台帳を持って来たのは若頭の安助だった。商才に長けたというより小狡そうな顔をしている。惣太の調べでは店の表向きの役割を担っているようだ。そして、代貸の松五郎が裏の荒事を任されている。
「ああ、本所石原町ならお梶さんだね。親分さん、これがお梶さんと結んだ証文ですよ。ご覧になっておくんなさい」
お静の前に一枚の証文が差し出された。
「この一両一分二朱の貸付ってのは何だい?」
「但し書きに書いてございますが、この女は、奉公に上がるのにそれなりの着物も持っていなかったんでございますよ。呉服屋で作らせたものを高田屋が立て替えた分でございます。それを月割にして引くと、ほれ、相場の賃金でございましょう?」
呉服屋からの請求書と受け取りも糊で貼り付けてあった。本物か疑わしい書付けであったが、簡単に調べがつかぬよう店と口裏を合わせていることだろう。いかがわしいとは思っているが、お静にはそれをとりたてて調べる気はない。
「高ェ着物を拵えたもんだが、そんなこと一言も言ってなかったぜ。ついでに屋敷の主人に……、手、籠……にされたと怒っていやがったが……」
お静は自分の口が曲がりそうな台詞を吐いた。虫唾が走る胸の悪さである。
――惣太ももっとましな揉め事の調べはなかったのか、帰ったら絶対ぶん殴ってやる。
お静は湧きあがる怒りに次第に体が熱くなってきた。
「それもうちが仕事を斡旋したからですか? 冗談じゃありませんよ。お梶に隙があったんでやんしょ? 嫌だいやだ、まるでうちが女郎を送り込んだような噂が立っちまう。親分さん、何とかしてくださいまし。恩を仇で返されたんじゃ黙っていられませんよ」
目眩を我慢するお静の小さな変わりように気付いた徳次が駒吉の話を拾った。
「尤もだ。ま、訴えが出たわけじゃねぇ。お梶には俺がよっく言い聞かせておくから心配しねぇでくんな。話はこれまでだ。邪魔したな」
そろそろ切り上げ時だと判断した徳次が話を切り上げて腰を上げた。遅れずにお静も徳次に続いた。
――今日は挨拶に来ただけだ。別に負けたわけじゃねぇ
二人の岡っ引きをやりこめて得意げな笑みを浮かべる駒吉に一瞥すると、お静は廊下に出た。
お静はもう一度蔵に目を止めた。お静の歩く速さが変わった時、まるで見計らったように駒吉はお静とそれから徳次の袂へすばやく御捻りを突っこんで丁重に微笑んでみせた。ずしりとした重みを感じた。

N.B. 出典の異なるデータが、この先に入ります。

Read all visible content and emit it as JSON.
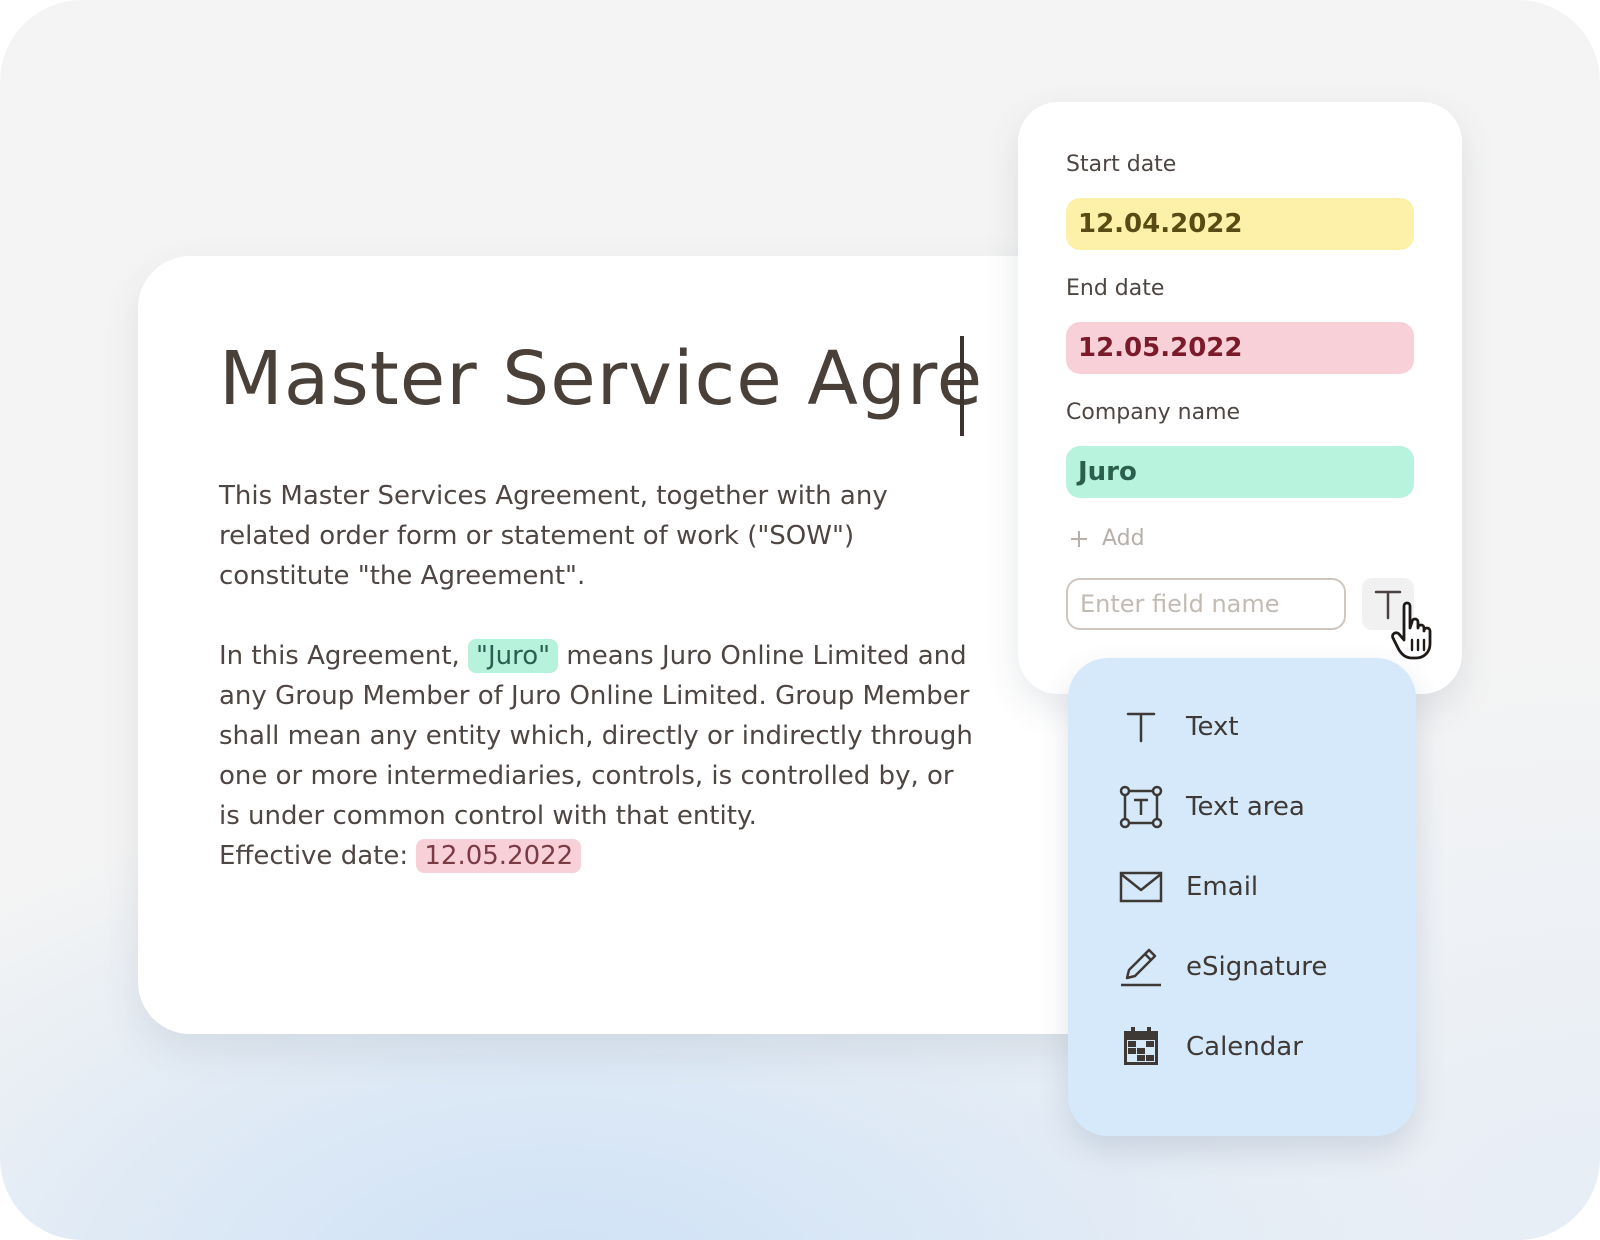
{
  "document": {
    "title": "Master Service Agre",
    "paragraph1": "This  Master Services  Agreement,  together with any related order form or statement of work (\"SOW\") constitute \"the Agreement\".",
    "paragraph2_before": "In this Agreement, ",
    "paragraph2_highlight": "\"Juro\"",
    "paragraph2_after": " means Juro Online Limited and any Group Member of Juro Online Limited. Group Member shall mean any entity which, directly or indirectly through one or more intermediaries, controls, is controlled by, or is under common control with that entity.",
    "effective_label": "Effective date: ",
    "effective_value": "12.05.2022"
  },
  "fields_panel": {
    "start_date": {
      "label": "Start date",
      "value": "12.04.2022"
    },
    "end_date": {
      "label": "End date",
      "value": "12.05.2022"
    },
    "company_name": {
      "label": "Company name",
      "value": "Juro"
    },
    "add_label": "Add",
    "new_field_placeholder": "Enter field name",
    "type_button_glyph": "T"
  },
  "type_menu": {
    "items": [
      {
        "label": "Text",
        "icon": "text-icon"
      },
      {
        "label": "Text area",
        "icon": "text-area-icon"
      },
      {
        "label": "Email",
        "icon": "envelope-icon"
      },
      {
        "label": "eSignature",
        "icon": "pen-icon"
      },
      {
        "label": "Calendar",
        "icon": "calendar-icon"
      }
    ]
  },
  "colors": {
    "yellow_field": "#fdf0a8",
    "red_field": "#f8d1d8",
    "green_field": "#b8f3dd",
    "menu_background": "#d5e9fb"
  }
}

このまま帰ることにお静の心が乱れた。大人しくしておくのは、父親源造との約束である。しかし、このまま蔵まで戻り弥七を救い出して、駒吉の鼻を明かしてやりたかった。
でもそれはお静の自己満足に過ぎない。源造の指示でみんなが自分の責任を果たすべく動いている。その動きを乱してはならないとお静は強く時分に言い聞かせた。
苛立って草履に指をかけるのももどかしく外に飛び出すと、危うく人にぶつかりそうになった。
慌てて謝りながら道をあけるために飛び退くと、頭巾で顔を隠した男は蠅でも追うようにお静を避けて高田屋へ入って行った。
お静と徳次は腰を深く折り曲げてその侍を見送った。二人にそうさせるほど人品卑しからざる出で立ちであったためだ。
ふと頭巾の奥を覗き見た徳次の顔が驚きに震えた。
そのまま徳次は考え事をしながら高田屋から逃げるように早足で歩いて行く。訳が判らずお静も後を追うしかなかった。
「奉行所の誰かと繋がっているとは思っていたが……、金太郎、今日の大収獲だぜ」
蛤町から一気に江川橋を渡り切った所で徳次は足を緩めて、溜息を吐くと大空を見上げた。
「あいつぁ誰だい? そんなに偉れェのか!」
「……与力の永井様だ。そうかあの野郎が西亥堀河岸の一件に口を出しやがったのか。読めてきたぜ」
珍しく熱くなった徳次が、がっとお静の両肩を掴んだ。
「おめぇはどうやって駒吉をお縄にするかだけを考えろ。それ以外のことは俺と源造に任せておけっ」
――それ以外のこと?
それ以外のこととは、さっき見た与力のことに他ならないが、徳次がどう動くつもりなのかお静には想像がつかなかった。